Sueños desde Etiopía

SUEÑOS

Hulumayew a sus seis años tiene un sueño para cuando sea mayor: ser “El Rey de la Basura”. Dice que viviría en el basurero que tenemos al lado y que a cada persona que quisiera entrar a hurgar en la basura le cobraría un birr. “Y no veas la de gente que entra ahí todos los días”, explica. Dice que se pondría hasta una corona, y que se llamaría así, El Rey de la Basura. Baye, uno de sus amigos, le ha copiado la idea, pero él dice que será El Príncipe del Pipí. Que abrirá unos baños públicos y que cobrará un birr también, pero por hacer pipí.

Mengistu sin embargo, ha decidido ya que de mayor quiere ser chofer. Lleva quince días yendo al hospital con nuestro chofer a ponerse la vacuna de la rabia. Al margen de que tiene la tripa que parece las montañas de Montserrat debido a las inyecciones, ha descubierto su nueva vocación. Antes quería acarrear piedras en las obras de los edificios, como hace su padre, pero ahora quiere ser chofer, porque dice que es mucho más descansado. Si no, dice que también le gustaría empujar carritos de supermercado, porque le encantó el día en que, a la vuelta de una de las inyecciones, nos paramos en el supermercado. Yo le he dicho que no es un trabajo, pero él dice que le da igual, que se comprará un supermercado y se dedicará a empujar los carritos así, por diversión.

Melaku está ya estudiando para ser electricista. A veces cuando se va la luz me dice “ya verás como seguro que encuentro trabajo”. Meseret quiere ser maestra. Ella también es de las pocas que podrá conseguir su sueño. Haymanot pasa los días entre extensiones y limas de uñas, aprendiendo a ser peluquera. Tesfaw pelea con el inglés para llegar a ser médico, y, si no puede, maestro él también.

Ashmero quiere ser futbolista, como Ronaldo. Wendemagegn sabe que quiere ser piloto de aviones porque está convencido de que todo lo que se paga por el billete se lo queda el piloto. Chonbe... Chonbe sabe que no quiere ser como su padre.

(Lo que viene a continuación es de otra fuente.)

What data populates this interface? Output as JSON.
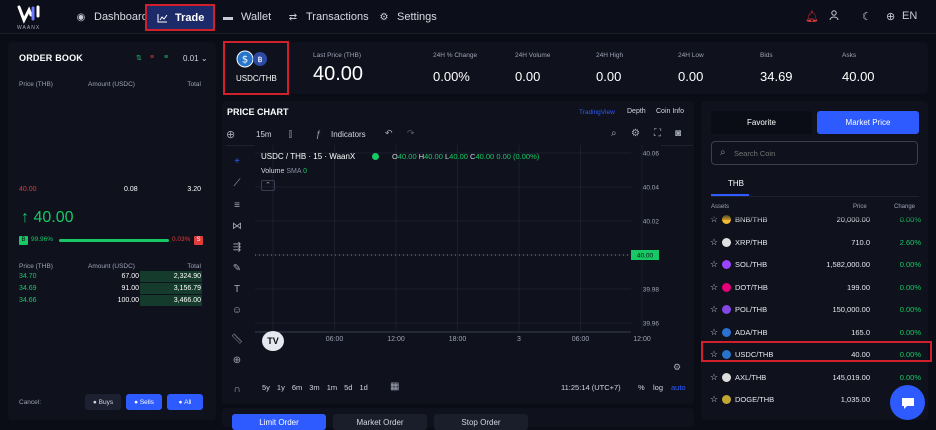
{
  "nav": {
    "logo_text": "WAANX",
    "items": [
      {
        "label": "Dashboard",
        "icon": "palette-icon"
      },
      {
        "label": "Trade",
        "icon": "chart-line-icon"
      },
      {
        "label": "Wallet",
        "icon": "wallet-icon"
      },
      {
        "label": "Transactions",
        "icon": "swap-arrows-icon"
      },
      {
        "label": "Settings",
        "icon": "gear-icon"
      }
    ],
    "lang": "EN"
  },
  "order_book": {
    "title": "ORDER BOOK",
    "precision": "0.01",
    "headers": [
      "Price (THB)",
      "Amount (USDC)",
      "Total"
    ],
    "sell_row": {
      "price": "40.00",
      "amount": "0.08",
      "total": "3.20"
    },
    "last_price": "40.00",
    "buy_pct": "99.96%",
    "sell_pct": "0.03%",
    "buy_label": "B",
    "sell_label": "S",
    "buy_headers": [
      "Price (THB)",
      "Amount (USDC)",
      "Total"
    ],
    "buy_rows": [
      {
        "price": "34.70",
        "amount": "67.00",
        "total": "2,324.90"
      },
      {
        "price": "34.69",
        "amount": "91.00",
        "total": "3,156.79"
      },
      {
        "price": "34.66",
        "amount": "100.00",
        "total": "3,466.00"
      }
    ],
    "cancel_label": "Cancel:",
    "cancel_buttons": [
      "Buys",
      "Sells",
      "All"
    ]
  },
  "pair": {
    "label": "USDC/THB"
  },
  "ticker": [
    {
      "label": "Last Price (THB)",
      "value": "40.00"
    },
    {
      "label": "24H % Change",
      "value": "0.00%"
    },
    {
      "label": "24H Volume",
      "value": "0.00"
    },
    {
      "label": "24H High",
      "value": "0.00"
    },
    {
      "label": "24H Low",
      "value": "0.00"
    },
    {
      "label": "Bids",
      "value": "34.69"
    },
    {
      "label": "Asks",
      "value": "40.00"
    }
  ],
  "chart": {
    "title": "PRICE CHART",
    "tabs": [
      "TradingView",
      "Depth",
      "Coin Info"
    ],
    "interval": "15m",
    "indicators": "Indicators",
    "symbol_line": "USDC / THB · 15 · WaanX",
    "ohlc": {
      "o": "40.00",
      "h": "40.00",
      "l": "40.00",
      "c": "40.00",
      "chg": "0.00 (0.00%)"
    },
    "volume_label": "Volume",
    "volume_sma": "SMA",
    "volume_val": "0",
    "price_ticks": [
      "40.06",
      "40.04",
      "40.02",
      "40.00",
      "39.98",
      "39.96"
    ],
    "time_ticks": [
      "2",
      "06:00",
      "12:00",
      "18:00",
      "3",
      "06:00",
      "12:00"
    ],
    "ranges": [
      "5y",
      "1y",
      "6m",
      "3m",
      "1m",
      "5d",
      "1d"
    ],
    "clock": "11:25:14 (UTC+7)",
    "pct": "%",
    "log": "log",
    "auto": "auto",
    "price_badge": "40.00"
  },
  "order_tabs": [
    "Limit Order",
    "Market Order",
    "Stop Order"
  ],
  "market": {
    "tabs": [
      "Favorite",
      "Market Price"
    ],
    "search_placeholder": "Search Coin",
    "quote_tab": "THB",
    "headers": [
      "Assets",
      "Price",
      "Change"
    ],
    "rows": [
      {
        "name": "BNB/THB",
        "price": "20,000.00",
        "change": "0.00%",
        "color": "#f3ba2f"
      },
      {
        "name": "XRP/THB",
        "price": "710.0",
        "change": "2.60%",
        "color": "#e0e0e0"
      },
      {
        "name": "SOL/THB",
        "price": "1,582,000.00",
        "change": "0.00%",
        "color": "#9945ff"
      },
      {
        "name": "DOT/THB",
        "price": "199.00",
        "change": "0.00%",
        "color": "#e6007a"
      },
      {
        "name": "POL/THB",
        "price": "150,000.00",
        "change": "0.00%",
        "color": "#8247e5"
      },
      {
        "name": "ADA/THB",
        "price": "165.0",
        "change": "0.00%",
        "color": "#2a71d0"
      },
      {
        "name": "USDC/THB",
        "price": "40.00",
        "change": "0.00%",
        "color": "#2775ca"
      },
      {
        "name": "AXL/THB",
        "price": "145,019.00",
        "change": "0.00%",
        "color": "#dddddd"
      },
      {
        "name": "DOGE/THB",
        "price": "1,035.00",
        "change": "0.00%",
        "color": "#c2a633"
      }
    ]
  },
  "colors": {
    "accent": "#2d5bff",
    "buy": "#17c964",
    "sell": "#e23b3b",
    "highlight": "#d1202b"
  }
}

Ketama dice que no le importaría ejercer de madre adoptiva de algunos de los huérfanos del centro. Así, dice, con lo que le diéramos por cuidar de los niños, podría seguir estudiando. A Negesh le gustaría ser jardinero porque le hace ilusión que las cosas que planta crezcan.

Son pequeños y grandes sueños. Algunos irrealizables, otros a punto de convertirse en realidad. Antes de llegar a nosotros, los sueños de nuestros niños se reducían a tener algo que comer al día siguiente. La escuela no era ni siquiera un sueño, era una utopía. Poco a poco, con nosotros, encuentran esos sueños que les están esperando. Y poco a poco se ponen en camino para alcanzarlos.

Es verdad que los sueños no se pueden comprar con dinero. Pero es verdad también que el dinero que enviáis se traduce en estos sueños. El desarrollo no es sólo vivir mejor, no es sólo tener más cosas, es también reír, y jugar... y soñar.

Gracias por ayudarles a soñar. Gracias por compartir nuestros sueños.